Jaclyn Gerakios, Science Teacher
Jaclyn Gerakios, 6th and 7th grade science teacher at Saint Paul’s School in Clearwater, Florida
Connect with Jaclyn on Instagram and Twitter: @MissOceanJ
What do you do?
I teach earth/space and environmental science to 6th grade, and life science to 7th grade. I also have a weekend job working as a dive master at the Florida Aquarium. I am the president-elect for the Florida Marine Science Educators Association, a non-profit for marine science educators in Florida. I also volunteer for Turtle Trackers and we monitor and protect sea turtle nests in Florida during nesting season.
What does a day in the life look like?
My days are very busy. I try to make science fun and hands-on. Depending on the day, my students could be listening to a lecture, participating in a lab or dissection, or working on an independent project. My students also get the opportunity to explore the creek behind a school by kayaking. We also monitor water quality around our campus. We have an aquaponics system where we raise redfish from Florida Wildlife Commission and red mangroves, which we plant back in the creek.
What is the coolest part of your job?
The coolest part of my job is watching students develop a passion and love for science. Whether it’s the project where we build an ROV from scratch, or dissecting an organism, I love that look on a child’s face when they are immersed in science.
How did you become interested in your field?
I originally studied marine biology in undergrad. I earned my Masters in environmental education and learned that I love teaching students. I love interacting with middle school students.
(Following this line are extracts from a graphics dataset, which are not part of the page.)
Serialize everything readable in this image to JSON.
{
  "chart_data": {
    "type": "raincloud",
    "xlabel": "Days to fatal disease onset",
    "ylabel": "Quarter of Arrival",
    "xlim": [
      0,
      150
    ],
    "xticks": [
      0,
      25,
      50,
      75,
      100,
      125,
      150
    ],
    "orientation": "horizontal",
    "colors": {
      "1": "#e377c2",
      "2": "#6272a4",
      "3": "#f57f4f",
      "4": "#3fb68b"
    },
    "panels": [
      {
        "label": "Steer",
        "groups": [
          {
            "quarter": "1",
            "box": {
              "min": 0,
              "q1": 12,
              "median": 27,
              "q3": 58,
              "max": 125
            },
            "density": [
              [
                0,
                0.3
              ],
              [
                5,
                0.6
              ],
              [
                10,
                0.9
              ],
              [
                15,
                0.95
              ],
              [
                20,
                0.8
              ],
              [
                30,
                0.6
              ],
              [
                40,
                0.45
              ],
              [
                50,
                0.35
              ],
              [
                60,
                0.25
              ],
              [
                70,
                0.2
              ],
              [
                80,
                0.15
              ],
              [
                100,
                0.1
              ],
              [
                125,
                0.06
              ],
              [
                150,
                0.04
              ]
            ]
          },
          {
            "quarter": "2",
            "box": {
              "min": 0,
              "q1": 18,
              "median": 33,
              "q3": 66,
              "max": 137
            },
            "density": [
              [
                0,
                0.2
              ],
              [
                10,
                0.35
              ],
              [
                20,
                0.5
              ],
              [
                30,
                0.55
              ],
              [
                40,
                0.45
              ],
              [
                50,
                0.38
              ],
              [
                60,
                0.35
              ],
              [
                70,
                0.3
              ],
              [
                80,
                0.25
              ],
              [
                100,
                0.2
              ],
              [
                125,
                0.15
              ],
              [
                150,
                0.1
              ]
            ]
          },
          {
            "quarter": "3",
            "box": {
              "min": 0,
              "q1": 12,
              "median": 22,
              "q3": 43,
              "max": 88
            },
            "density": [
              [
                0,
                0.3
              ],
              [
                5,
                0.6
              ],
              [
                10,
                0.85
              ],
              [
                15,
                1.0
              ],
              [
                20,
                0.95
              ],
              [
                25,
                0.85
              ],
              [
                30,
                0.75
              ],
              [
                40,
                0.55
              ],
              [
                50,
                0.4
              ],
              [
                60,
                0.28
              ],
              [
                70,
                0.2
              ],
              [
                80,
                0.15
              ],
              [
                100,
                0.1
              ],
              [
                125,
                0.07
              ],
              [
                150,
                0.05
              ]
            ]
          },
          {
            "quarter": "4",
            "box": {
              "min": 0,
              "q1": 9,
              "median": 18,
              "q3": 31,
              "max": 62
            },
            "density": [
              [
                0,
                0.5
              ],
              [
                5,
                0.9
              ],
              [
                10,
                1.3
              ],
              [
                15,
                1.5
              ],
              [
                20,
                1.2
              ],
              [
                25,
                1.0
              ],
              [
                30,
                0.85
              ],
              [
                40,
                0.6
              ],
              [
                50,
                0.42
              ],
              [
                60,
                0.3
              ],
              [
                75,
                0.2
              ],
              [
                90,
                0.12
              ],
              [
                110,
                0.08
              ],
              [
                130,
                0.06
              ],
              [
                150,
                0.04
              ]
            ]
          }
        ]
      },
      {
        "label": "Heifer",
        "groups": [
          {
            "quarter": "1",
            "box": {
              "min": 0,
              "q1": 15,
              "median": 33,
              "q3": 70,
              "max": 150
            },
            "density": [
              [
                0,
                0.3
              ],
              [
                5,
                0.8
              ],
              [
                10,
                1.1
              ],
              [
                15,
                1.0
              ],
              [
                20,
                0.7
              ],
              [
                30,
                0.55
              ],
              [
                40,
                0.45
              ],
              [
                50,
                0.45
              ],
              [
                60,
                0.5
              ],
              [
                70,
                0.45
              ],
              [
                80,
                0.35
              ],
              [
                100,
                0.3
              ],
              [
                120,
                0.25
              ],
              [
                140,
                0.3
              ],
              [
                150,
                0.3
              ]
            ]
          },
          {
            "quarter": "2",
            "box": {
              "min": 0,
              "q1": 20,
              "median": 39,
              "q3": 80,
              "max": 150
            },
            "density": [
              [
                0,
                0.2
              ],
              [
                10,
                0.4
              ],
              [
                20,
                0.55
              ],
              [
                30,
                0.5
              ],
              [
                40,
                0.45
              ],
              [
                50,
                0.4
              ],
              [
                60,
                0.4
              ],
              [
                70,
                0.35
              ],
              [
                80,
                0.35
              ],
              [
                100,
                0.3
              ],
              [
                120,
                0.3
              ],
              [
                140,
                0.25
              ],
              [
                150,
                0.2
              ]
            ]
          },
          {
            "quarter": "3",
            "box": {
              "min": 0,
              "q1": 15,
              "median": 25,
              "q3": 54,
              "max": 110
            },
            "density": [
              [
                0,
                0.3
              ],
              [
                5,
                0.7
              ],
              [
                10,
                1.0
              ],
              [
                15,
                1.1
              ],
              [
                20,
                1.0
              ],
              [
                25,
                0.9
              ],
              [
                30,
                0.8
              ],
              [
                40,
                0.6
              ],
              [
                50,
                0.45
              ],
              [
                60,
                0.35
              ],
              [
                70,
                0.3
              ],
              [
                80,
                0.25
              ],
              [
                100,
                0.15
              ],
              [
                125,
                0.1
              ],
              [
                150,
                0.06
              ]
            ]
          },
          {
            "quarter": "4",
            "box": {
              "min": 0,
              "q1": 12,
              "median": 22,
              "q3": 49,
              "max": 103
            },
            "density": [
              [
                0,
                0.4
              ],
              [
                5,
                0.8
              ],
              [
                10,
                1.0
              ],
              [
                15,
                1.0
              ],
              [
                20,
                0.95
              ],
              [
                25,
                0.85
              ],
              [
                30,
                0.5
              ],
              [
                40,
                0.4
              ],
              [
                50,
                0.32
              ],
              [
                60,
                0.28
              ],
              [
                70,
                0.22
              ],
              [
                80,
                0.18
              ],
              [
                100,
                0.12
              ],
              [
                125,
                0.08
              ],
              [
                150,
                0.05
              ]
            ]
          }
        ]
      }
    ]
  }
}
I enjoy getting them excited and interested in science (including the ocean).
Does what you are doing now relate to what you were interested in, as a child? How?
My first love was the ocean. I teach all aspects of science but I try to focus on the marine environment when I can. It is really where my passion lies. I am fortunate in that I get to take my 7th graders to the [Florida] Keys every year to explore the coral reefs, mangroves and other marine environments there. I also have always been fascinated with sharks. I am the education coordinator for a non-profit called Shark Angels. I have a Shark Angels club at my school where my students advocate for shark conservation and swim with sharks at the aquarium with me.
What advice would you give an adult looking to become more involved in your field?
Teaching in the most rewarding thing I have done. Also, get SCUBA certified! As Jacques Cousteau once said “The best way to observe a fish is to become a fish.”